Please check my pic from my old main bearings, any ideas what cause those wearings circulated? Have you seen same before?
Hot spots for sure. Highly worn in some areas. Some pitting visible. Some causes are high miles, poor oiling, inconsistent maintenance, high RPM abuse, detonation, excessive water in oil, off-center crank due to core shift and no correction with prior rebuild, crank out of balance, bent (!), wrong bearing size/improper installation with damaged caps, defective/damaged bearings on the back side, engine sat for a long time and then was run hard with no oil change, ran low on oil/overheated, etc. To fix, align hone (or bore) block where crank goes, turn crank and use oversized bearings. Rebalance rotating assembly once assembled. Make sure to use good oil (higher ZDDP content), and change it on a regular basis. Make sure oil pressure is good, from 10-15 lbs. per 1,000 RPM on stock-moderate engine build. Get a few sets of bearings, use the ones that are closest to each other in clearances for even wear/friction reduction (oops, a trade secret). Get that rotating assembly to move as smoothly and freely as possible without opening up clearances too much. If any of this has been previously mentioned, please overlook my comments. Gary
Hmm, seems I should have paid more attention to the dialog within this thread. I'm running out of time, so I must be brief. The cam you describe sounds exactly like the Melling sbc-11, which is not a 2 barrel cam per se (though certainly fits one nicely), but the post-'75 Buick engines both 2v and 4v. All prior cams were the same for 2v and 4v, to the best of my knowledge, such as the Federal Mogul CS647 and Melling sbc-5, which were not only used for the GS engines, but for ALL Buick 350's in those years. Those cams have 112.75* and 112.5* LSAs, respectively. I'll have to check more closely with the Melling cam's timing events, as I am not as familiar with that one as I am the CS647 cam, but according to the quick reference, that's where it sits. And yeah, there's a lot to camshaft science, as we all know. The more one digs into it, the more one realizes just how much one did not know! No shame in learning here. I've come a long way myself. Gary
Bearings were 5 years old, no idea how many miles, when I bought car 2 years ago engine vibrated badly, it had wrong flex plate without welded weight at all. When I changed proper flexplate almost all vibrate was gone but there was still some left. Im thinking should I get block align honed, I really would like to but again my budget says nay. Crankshaft is std size, it is polished and checked by machine shop and it is in really good shape he said. Checked new main bearings with plastigauge, all are .002 or very little under. Endplay is .003. How lightly crank will usually spins when you spin it by hand after mains are torqued? Mine spins maybe 1/4 - 1/2 turn. I got new pistons and rings, crank goes to rebalancing when I'll get my new harmonic balancer from TA. I balanced rods and pistons within 1g. I always use ZDDP additive in oil and change them regulary. I have booster plate and my oil pressure was always good. Now I opened oil suction line and got bigger pick-up.

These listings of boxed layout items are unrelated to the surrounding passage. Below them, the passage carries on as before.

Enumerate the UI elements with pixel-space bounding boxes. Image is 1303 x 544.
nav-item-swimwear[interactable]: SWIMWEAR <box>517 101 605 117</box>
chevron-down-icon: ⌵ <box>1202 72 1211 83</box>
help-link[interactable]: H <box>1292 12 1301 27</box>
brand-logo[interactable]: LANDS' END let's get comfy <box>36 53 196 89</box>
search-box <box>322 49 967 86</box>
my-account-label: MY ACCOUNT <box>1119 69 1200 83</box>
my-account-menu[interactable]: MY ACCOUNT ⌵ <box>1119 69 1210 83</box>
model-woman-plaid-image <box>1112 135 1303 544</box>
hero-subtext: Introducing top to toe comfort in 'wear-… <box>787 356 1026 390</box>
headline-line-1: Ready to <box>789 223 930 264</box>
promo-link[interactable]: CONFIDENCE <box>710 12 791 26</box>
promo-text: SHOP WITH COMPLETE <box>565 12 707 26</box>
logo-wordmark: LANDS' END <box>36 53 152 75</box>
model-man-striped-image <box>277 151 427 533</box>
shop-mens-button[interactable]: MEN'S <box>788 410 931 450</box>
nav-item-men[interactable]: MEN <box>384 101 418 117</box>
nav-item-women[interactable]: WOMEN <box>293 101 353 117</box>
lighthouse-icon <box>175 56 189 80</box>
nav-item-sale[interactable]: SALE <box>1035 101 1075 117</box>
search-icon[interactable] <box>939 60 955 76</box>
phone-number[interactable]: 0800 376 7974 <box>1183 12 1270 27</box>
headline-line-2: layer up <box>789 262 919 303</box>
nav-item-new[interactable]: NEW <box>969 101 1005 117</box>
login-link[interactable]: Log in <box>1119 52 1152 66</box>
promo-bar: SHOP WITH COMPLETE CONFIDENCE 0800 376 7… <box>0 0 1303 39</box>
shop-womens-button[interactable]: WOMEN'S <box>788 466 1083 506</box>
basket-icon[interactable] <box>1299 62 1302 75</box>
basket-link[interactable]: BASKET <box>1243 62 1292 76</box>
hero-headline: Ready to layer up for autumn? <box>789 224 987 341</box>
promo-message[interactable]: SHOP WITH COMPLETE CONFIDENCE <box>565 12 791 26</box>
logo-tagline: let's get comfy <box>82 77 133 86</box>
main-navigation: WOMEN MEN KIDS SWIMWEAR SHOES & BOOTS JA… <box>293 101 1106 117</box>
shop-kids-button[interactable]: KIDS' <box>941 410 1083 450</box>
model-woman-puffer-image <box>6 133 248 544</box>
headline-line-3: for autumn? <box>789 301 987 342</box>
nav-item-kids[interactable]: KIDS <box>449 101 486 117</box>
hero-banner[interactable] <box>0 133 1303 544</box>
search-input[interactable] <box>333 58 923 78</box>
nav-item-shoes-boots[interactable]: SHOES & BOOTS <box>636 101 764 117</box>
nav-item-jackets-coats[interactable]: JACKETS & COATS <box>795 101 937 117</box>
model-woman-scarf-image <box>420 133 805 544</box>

I would find a way to check the main bores' alignment before deciding on line honing or boring. I was thinking severe crank flexing until you mentioned the out of balance problem. I'd be comfortable assuming most of your bearing damage was from that. The edge of too much rpm and off balance tends to flex the ends of the crank (where the counterweights are. Note the flexing around the center).
If everything else checks out ok, just make sure you get your rotating assembly balanced. Sounds like that was the culprit. Gary
Oil by-pass valve in oil pump cover, is it replaceable? With this for example: http://www.amazon.com/ACDelco-25014006-Professional-Engine-Filter/dp/B000EPT4U8 ? How critical is if by-pass is not absolutely leak-proof? When I look it against light from spring side I can see some tiny light coming thru at one corner. Or does it even matter at all?
The bypass valve only works if the filter becomes clogged and that should never happen. Leave it alone. Sometimes they can be a bit off their seat and all it takes is pushing in gently with a small screw driver to straighten them out. http://www.taperformance.com/prodimages/TA 1512A.jpg The more important relief valve is replaceable and comes in the oil pump kit, along with the Stage 1 spring (white). http://www.taperformance.com/prodimages/TA 1508.jpg
When I changed proper flexplate almost all vibrate was gone but there was still some left. The flex plate that you put on will not be perfect. When you have the assembly balanced be sure to balance the flex plate with all the parts. Dan
Ok, I already have TA adjustable relief valve. I believe new flex plate is ok but previous engine builder who changed pistons did not got crankshaft balanced. Yes I will take my new TA harmonic balancer and flex plate along with crankshaft to machine shop for re-balance. Gladly my new pistons were 27g lighter than old ones.
Do you US guys call or use email when ordering stuff from TA? I've been waiting a week answer to email, yes I know its nothing but when summer is coming it feels eternity.